Crushing Demand for Ivory


Frank Pope, COO

Date Published

The market for ivory is destroying one of the world’s greatest natural treasures, the elephant. That the largest animal still to walk the earth could disappear within our lifetime is bad enough. Worse yet, the profits of the illegal trade in ivory are fueling organised crime and are thought to be funding the activities of the terrorist group Al Shabaab, responsible for last month’s atrocity in Nairobi.

Far Eastern demand is usually singled out for blame but the United States has the second largest retail market for ivory products, as identified by a 2008 report sponsored by Save the Elephants and others. Legal loopholes and poor enforcement have led to a market that is contributing to the problem.
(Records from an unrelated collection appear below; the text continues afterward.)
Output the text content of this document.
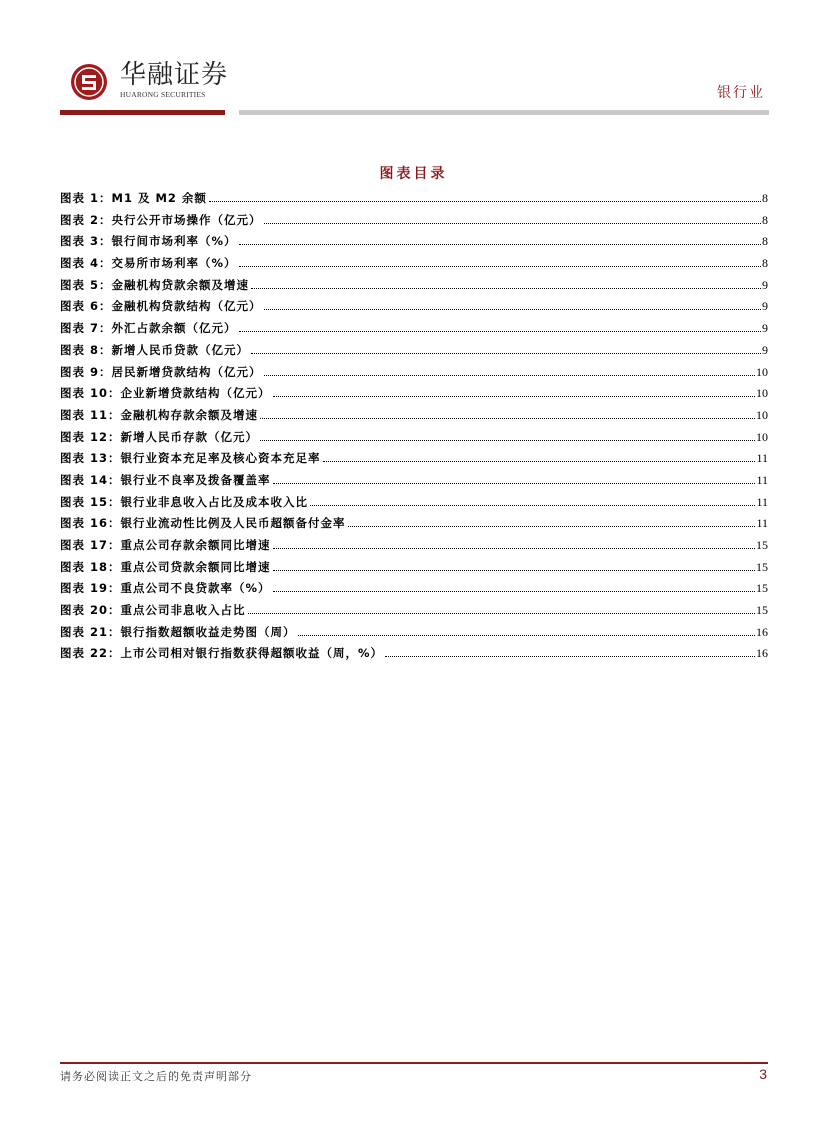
华融证券
HUARONG SECURITIES	银行业
图表目录
图表 1：M1 及 M2 余额	8
图表 2：央行公开市场操作（亿元）	8
图表 3：银行间市场利率（%）	8
图表 4：交易所市场利率（%）	8
图表 5：金融机构贷款余额及增速	9
图表 6：金融机构贷款结构（亿元）	9
图表 7：外汇占款余额（亿元）	9
图表 8：新增人民币贷款（亿元）	9
图表 9：居民新增贷款结构（亿元）	10
图表 10：企业新增贷款结构（亿元）	10
图表 11：金融机构存款余额及增速	10
图表 12：新增人民币存款（亿元）	10
图表 13：银行业资本充足率及核心资本充足率	11
图表 14：银行业不良率及拨备覆盖率	11
图表 15：银行业非息收入占比及成本收入比	11
图表 16：银行业流动性比例及人民币超额备付金率	11
图表 17：重点公司存款余额同比增速	15
图表 18：重点公司贷款余额同比增速	15
图表 19：重点公司不良贷款率（%）	15
图表 20：重点公司非息收入占比	15
图表 21：银行指数超额收益走势图（周）	16
图表 22：上市公司相对银行指数获得超额收益（周，%）	16
请务必阅读正文之后的免责声明部分	3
On Tuesday 8th October, the US government is taking a stand. Following big speeches and public commitments for funding, huge rock pulverisers will roll into action in Denver, Colorado, and crush over 5 tonnes of carved and raw ivory. The pieces, seized by authorities over the last 25 years, may be worth as much as US$12 million. US officials are calling for other nations to destroy their own stockpiles and so demonstrate their commitment to a unified global effort to combat poaching and the illegal wildlife trade.

“We’ve tried everything else and it hasn’t worked,” said Save the Elephants CEO Iain Douglas-Hamilton, who will be in Denver, Colorado, to witness the historic moment. “For a time the ivory trade ban was very successful in East Africa but now with the rising ivory price more extreme solutions are required.”

“We’re reaching out to everyone in the world not to buy sell or wear ivory. The destruction of these tonnes of ivory is a powerful symbol that places the ivory forever beyond the reach of the commercial sector. It’s the kind of radical thinking that is necessary if we’re going to save the elephants,” he continued.

The US interior secretary, Sally Jewell, announced the crush last month.

“Rising demand for ivory is fuelling a renewed and horrific slaughter of elephants in Africa, threatening remaining populations across the continent,” she said. “We will continue to work aggressively … to disrupt and prosecute criminals who traffic in ivory, and we encourage other nations to join us in that effort.”